Oddly, though, my mother had emerged from this same fraught background with what seemed to me a relentlessly sunny disposition that posed a sharp contrast with my grandmother's dreads and fears. Looking back on her optimism I have often called her a Pollyanna. She seemed to have believed from her earliest years that the world was a bright and promising place and that its dangers were few and could be defeated simply by smiling and believing always in the best outcomes. To this day I cannot understand how she developed and clung to this philosophy, so at variance with her own experience and that of my grandmother. But she did. And a concomitant of that belief was a sort of brusque confidence that if one made up one's mind to accomplish a thing, one was bound to succeed at it. That attitude, coupled with hard work and determination, would always result in good outcomes.
Though this philosophy was a confident and inspiring one, there was also a hard edge to it. My sister, when she was a college student majoring in piano, was preparing for a graduation recital she mentioned that she intended to use sheet music to play the most difficult pieces she had chosen. My mother responded, "No daughter of mine is going to perform a recital reading sheet music"--a baleful declaration, it seems to me now. Likewise, we children were always instructed to behave like small angels both in church and in the community, lest we reflect badly on our father, the minister. Thus it seemed that the survival of his ministry, and of our well-being as a family, depended on the excellence of our behavior. And on our talents. My sister being a pianist in whom my mother could take pride, I was appointed to take voice lessons so that I might stand gloriously in the choir stall and sing solos. I still cringe at the thought of those poor parishioners forced to listen, Sunday after Sunday, to my tremulous screeching.
Still today it is difficult for me to admit, even to myself, that my mother might have been so nakedly ambitious. When I search for the reasons for her ambition, I can't help going back in thought to the poverty and humiliation that must have attended her childhood, and to the shame she may have felt growing up in so constricted and demeaning an environment, without a father, and with a mother who was, in effect, a servant. How much more wonderful to have become the wife of a minister of the Gospel and the mother of two dutiful, talented, college-educated children? People who came to know her always remarked what a great lady she was. She knew everything about etiquette, art, interior decoration, decorum, fashion, all the finer things of life. How had she learned all these things, coming up as she had, in such constricted circumstances? I don't know. I'll never know. But I'm eternally grateful. If not for her, I would never have become a writer. She loved books and caused me to love them and want to write them.

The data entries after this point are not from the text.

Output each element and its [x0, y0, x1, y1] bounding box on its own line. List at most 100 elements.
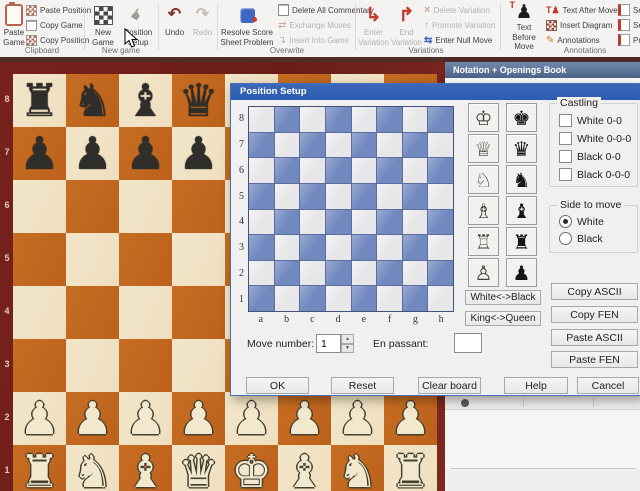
setup-square[interactable] — [326, 158, 351, 183]
setup-square[interactable] — [352, 286, 377, 311]
side-black-radio[interactable]: Black — [559, 232, 603, 245]
setup-square[interactable] — [275, 210, 300, 235]
palette-black-king[interactable]: ♚ — [506, 103, 537, 132]
setup-square[interactable] — [326, 107, 351, 132]
move-number-value[interactable]: 1 — [316, 334, 341, 353]
en-passant-field[interactable] — [454, 333, 482, 353]
position-setup-button[interactable]: Position Setup — [119, 2, 157, 52]
palette-black-knight[interactable]: ♞ — [506, 165, 537, 194]
spin-down-button[interactable] — [341, 344, 354, 354]
setup-square[interactable] — [300, 158, 325, 183]
setup-square[interactable] — [326, 133, 351, 158]
setup-square[interactable] — [403, 133, 428, 158]
palette-black-queen[interactable]: ♛ — [506, 134, 537, 163]
reset-button[interactable]: Reset — [331, 377, 394, 394]
checkbox-icon[interactable] — [559, 132, 572, 145]
ribbon-cut-item-1[interactable]: Set — [618, 4, 640, 16]
castling-black-ooo[interactable]: Black 0-0-0 — [559, 168, 630, 181]
resolve-score-sheet-button[interactable]: Resolve Score Sheet Problem — [220, 2, 274, 52]
setup-square[interactable] — [377, 133, 402, 158]
setup-square[interactable] — [249, 210, 274, 235]
setup-square[interactable] — [403, 286, 428, 311]
setup-square[interactable] — [249, 261, 274, 286]
setup-square[interactable] — [428, 210, 453, 235]
setup-square[interactable] — [428, 133, 453, 158]
undo-button[interactable]: Undo — [161, 2, 188, 52]
setup-square[interactable] — [403, 235, 428, 260]
setup-square[interactable] — [300, 184, 325, 209]
setup-square[interactable] — [300, 107, 325, 132]
setup-square[interactable] — [377, 184, 402, 209]
setup-square[interactable] — [428, 235, 453, 260]
setup-square[interactable] — [428, 286, 453, 311]
palette-white-rook[interactable]: ♖ — [468, 227, 499, 256]
enter-null-move-button[interactable]: Enter Null Move — [424, 34, 492, 46]
setup-square[interactable] — [275, 235, 300, 260]
ribbon-cut-item-2[interactable]: Set — [618, 19, 640, 31]
ribbon-cut-item-3[interactable]: Pre — [618, 34, 640, 46]
help-button[interactable]: Help — [504, 377, 568, 394]
text-after-move-button[interactable]: Text After Move — [546, 4, 618, 16]
castling-white-ooo[interactable]: White 0-0-0 — [559, 132, 631, 145]
exchange-moves-button[interactable]: Exchange Moves — [278, 19, 351, 31]
copy-fen-button[interactable]: Copy FEN — [551, 306, 638, 323]
setup-square[interactable] — [377, 235, 402, 260]
enter-variation-button[interactable]: Enter Variation — [357, 2, 390, 52]
ok-button[interactable]: OK — [246, 377, 309, 394]
setup-square[interactable] — [249, 133, 274, 158]
setup-square[interactable] — [428, 107, 453, 132]
setup-square[interactable] — [326, 235, 351, 260]
setup-square[interactable] — [275, 184, 300, 209]
radio-selected-icon[interactable] — [559, 215, 572, 228]
spin-up-button[interactable] — [341, 334, 354, 344]
checkbox-icon[interactable] — [559, 114, 572, 127]
cancel-button[interactable]: Cancel — [577, 377, 639, 394]
setup-square[interactable] — [403, 261, 428, 286]
setup-square[interactable] — [352, 261, 377, 286]
setup-square[interactable] — [300, 261, 325, 286]
notation-panel-header[interactable]: Notation + Openings Book — [445, 62, 640, 78]
copy-position-button[interactable]: Copy Position — [26, 34, 89, 46]
setup-square[interactable] — [275, 286, 300, 311]
setup-square[interactable] — [300, 235, 325, 260]
redo-button[interactable]: Redo — [189, 2, 216, 52]
setup-square[interactable] — [352, 158, 377, 183]
swap-white-black-button[interactable]: White<->Black — [465, 290, 541, 305]
setup-square[interactable] — [352, 210, 377, 235]
setup-square[interactable] — [275, 133, 300, 158]
setup-square[interactable] — [403, 107, 428, 132]
paste-game-button[interactable]: Paste Game — [2, 2, 26, 52]
setup-square[interactable] — [275, 261, 300, 286]
clear-board-button[interactable]: Clear board — [418, 377, 481, 394]
annotations-button[interactable]: Annotations — [546, 34, 600, 46]
side-white-radio[interactable]: White — [559, 215, 604, 228]
setup-square[interactable] — [300, 133, 325, 158]
paste-fen-button[interactable]: Paste FEN — [551, 351, 638, 368]
setup-square[interactable] — [275, 158, 300, 183]
palette-black-rook[interactable]: ♜ — [506, 227, 537, 256]
setup-square[interactable] — [275, 107, 300, 132]
setup-square[interactable] — [326, 210, 351, 235]
setup-square[interactable] — [352, 133, 377, 158]
setup-square[interactable] — [300, 210, 325, 235]
castling-white-oo[interactable]: White 0-0 — [559, 114, 622, 127]
palette-white-king[interactable]: ♔ — [468, 103, 499, 132]
setup-square[interactable] — [403, 210, 428, 235]
setup-square[interactable] — [352, 107, 377, 132]
swap-king-queen-button[interactable]: King<->Queen — [465, 311, 541, 326]
setup-board[interactable] — [248, 106, 454, 312]
setup-square[interactable] — [300, 286, 325, 311]
insert-diagram-button[interactable]: Insert Diagram — [546, 19, 612, 31]
setup-square[interactable] — [326, 261, 351, 286]
palette-white-bishop[interactable]: ♗ — [468, 196, 499, 225]
setup-square[interactable] — [249, 107, 274, 132]
paste-ascii-button[interactable]: Paste ASCII — [551, 329, 638, 346]
setup-square[interactable] — [428, 261, 453, 286]
setup-square[interactable] — [249, 286, 274, 311]
radio-icon[interactable] — [559, 232, 572, 245]
setup-square[interactable] — [249, 235, 274, 260]
text-before-move-button[interactable]: Text Before Move — [504, 2, 544, 52]
setup-square[interactable] — [403, 184, 428, 209]
palette-black-bishop[interactable]: ♝ — [506, 196, 537, 225]
setup-square[interactable] — [326, 184, 351, 209]
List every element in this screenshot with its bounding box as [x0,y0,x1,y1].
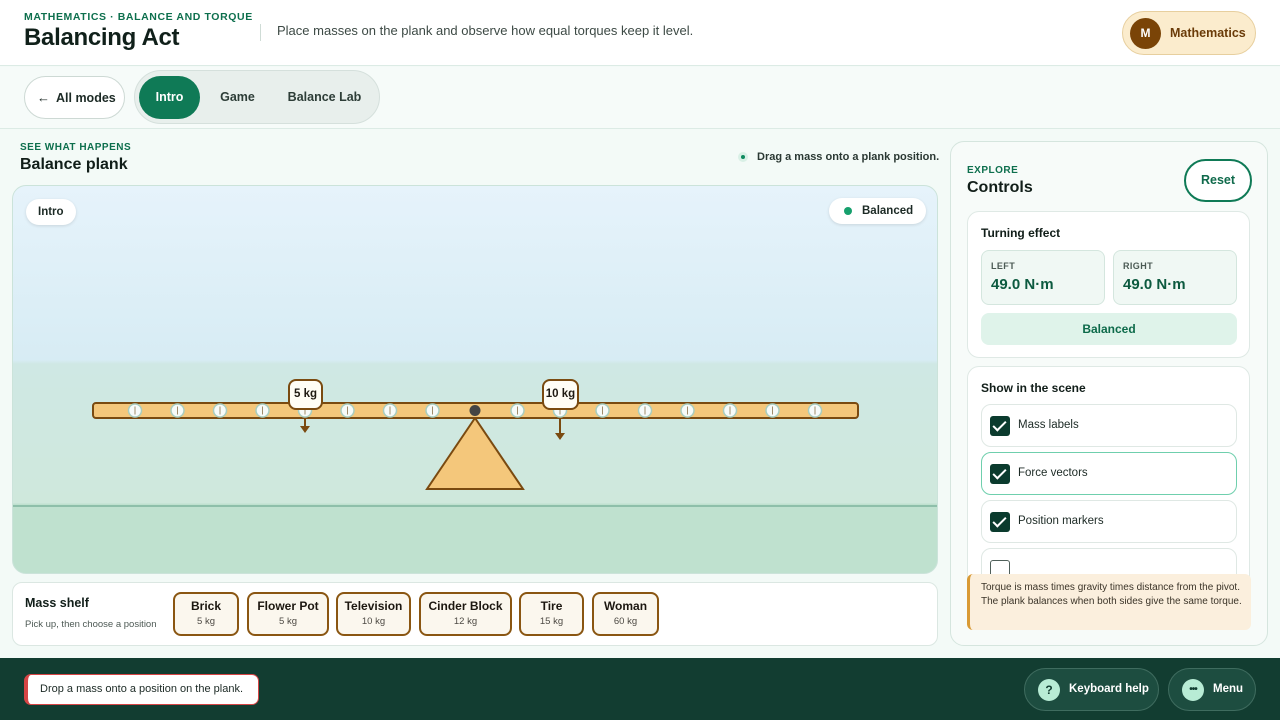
option-label: Position markers [1018,515,1104,527]
balance-verdict: Balanced [981,313,1237,345]
reset-button[interactable]: Reset [1184,159,1252,202]
more-dots-icon: ••• [1182,679,1204,701]
show-in-scene-title: Show in the scene [981,381,1086,395]
header-eyebrow: MATHEMATICS · BALANCE AND TORQUE [24,11,253,23]
shelf-item-mass: 5 kg [279,616,297,627]
shelf-item-cinder-block[interactable]: Cinder Block 12 kg [419,592,512,636]
shelf-title: Mass shelf [25,596,89,610]
option-label: Mass labels [1018,419,1079,431]
header-divider [260,24,261,41]
menu-label: Menu [1213,683,1244,695]
option-force-vectors[interactable]: Force vectors [981,452,1237,495]
stage-eyebrow: SEE WHAT HAPPENS [20,142,132,153]
mode-tabs: Intro Game Balance Lab [134,70,380,124]
controls-eyebrow: EXPLORE [967,165,1019,176]
shelf-item-mass: 15 kg [539,616,564,627]
header-description: Place masses on the plank and observe ho… [277,23,694,38]
shelf-item-name: Flower Pot [257,599,319,613]
force-vector-right [555,418,565,440]
shelf-item-name: Tire [540,599,563,613]
shelf-item-name: Cinder Block [428,599,503,613]
turning-effect-card: Turning effect LEFT 49.0 N·m RIGHT 49.0 … [967,211,1250,358]
keyboard-help-label: Keyboard help [1069,683,1149,695]
shelf-item-woman[interactable]: Woman 60 kg [592,592,659,636]
option-position-markers[interactable]: Position markers [981,500,1237,543]
left-torque-value: 49.0 N·m [991,276,1054,293]
turning-effect-title: Turning effect [981,226,1061,240]
checkbox-checked-icon[interactable] [990,512,1010,532]
hint-dot-icon [738,152,748,162]
stage-title: Balance plank [20,156,128,173]
status-toast: Drop a mass onto a position on the plank… [24,674,259,705]
hint-text: Drag a mass onto a plank position. [757,151,940,163]
right-torque-value: 49.0 N·m [1123,276,1186,293]
fulcrum-triangle [425,416,525,490]
shelf-item-name: Television [344,599,403,613]
shelf-item-name: Brick [190,599,222,613]
footer-bar: Drop a mass onto a position on the plank… [0,658,1280,720]
checkbox-checked-icon[interactable] [990,416,1010,436]
all-modes-button[interactable]: ← All modes [24,76,125,119]
checkbox-checked-icon[interactable] [990,464,1010,484]
shelf-item-mass: 60 kg [613,616,638,627]
subject-label: Mathematics [1170,26,1246,40]
shelf-item-mass: 10 kg [361,616,386,627]
shelf-item-brick[interactable]: Brick 5 kg [173,592,239,636]
balance-status-badge: Balanced [829,198,926,224]
mass-shelf: Mass shelf Pick up, then choose a positi… [12,582,938,646]
shelf-item-tire[interactable]: Tire 15 kg [519,592,584,636]
torque-explanation-text: Torque is mass times gravity times dista… [981,582,1242,607]
balance-scene[interactable]: Intro Balanced 5 kg 10 kg [12,185,938,574]
help-icon: ? [1038,679,1060,701]
keyboard-help-button[interactable]: ? Keyboard help [1024,668,1159,711]
option-mass-labels[interactable]: Mass labels [981,404,1237,447]
back-arrow-icon: ← [37,90,50,105]
pivot-point [469,405,481,416]
menu-button[interactable]: ••• Menu [1168,668,1256,711]
subject-avatar: M [1130,18,1161,49]
tab-game[interactable]: Game [205,76,270,119]
left-torque: LEFT 49.0 N·m [981,250,1105,305]
shelf-subtitle: Pick up, then choose a position [25,619,157,630]
shelf-item-mass: 5 kg [197,616,215,627]
scene-mode-badge: Intro [26,199,76,225]
app-header: MATHEMATICS · BALANCE AND TORQUE Balanci… [0,0,1280,66]
controls-title: Controls [967,179,1033,196]
force-vector-left [300,418,310,433]
shelf-item-mass: 12 kg [453,616,478,627]
option-label: Force vectors [1018,467,1088,479]
tab-intro[interactable]: Intro [139,76,200,119]
scene-canvas [13,402,937,507]
shelf-item-television[interactable]: Television 10 kg [336,592,411,636]
shelf-item-name: Woman [603,599,648,613]
left-torque-label: LEFT [991,261,1016,271]
right-torque: RIGHT 49.0 N·m [1113,250,1237,305]
status-dot-icon [844,207,852,215]
torque-explanation-note: Torque is mass times gravity times dista… [967,574,1251,630]
page-title: Balancing Act [24,24,180,51]
right-torque-label: RIGHT [1123,261,1153,271]
placed-mass-5kg[interactable]: 5 kg [288,379,323,410]
shelf-item-flower-pot[interactable]: Flower Pot 5 kg [247,592,329,636]
subject-chip[interactable]: M Mathematics [1122,11,1256,55]
placed-mass-10kg[interactable]: 10 kg [542,379,579,410]
all-modes-label: All modes [56,91,116,105]
tab-balance-lab[interactable]: Balance Lab [275,76,374,119]
controls-panel: EXPLORE Controls Reset Turning effect LE… [950,141,1268,646]
mode-bar: ← All modes Intro Game Balance Lab [0,67,1280,129]
balance-status-text: Balanced [862,205,914,217]
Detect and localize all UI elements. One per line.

Still, I did not, and do not today, call my mother Mom, though for some reason I used that term in the first installment of this post. I called her Mother. I still do. And that is a term of respect. But it also, I think, sets a certain distance between us. There is a mystery here too, that I have never solved. How could this determinedly positive, ambitious, accomplished and confident woman have emerged from such a deprived and difficult life experience? How could she, during World War Two, have balanced her buoyant optimism against the horrors we contemplated every morning over the newspaper's headlines? How could she insist that good would always triumph over evil? And how then did I become the person I am, infatuated with military affairs and with wars, violence and perversity, writing not about the Prince of Peace but about the worst of human behavior so often overcoming the best?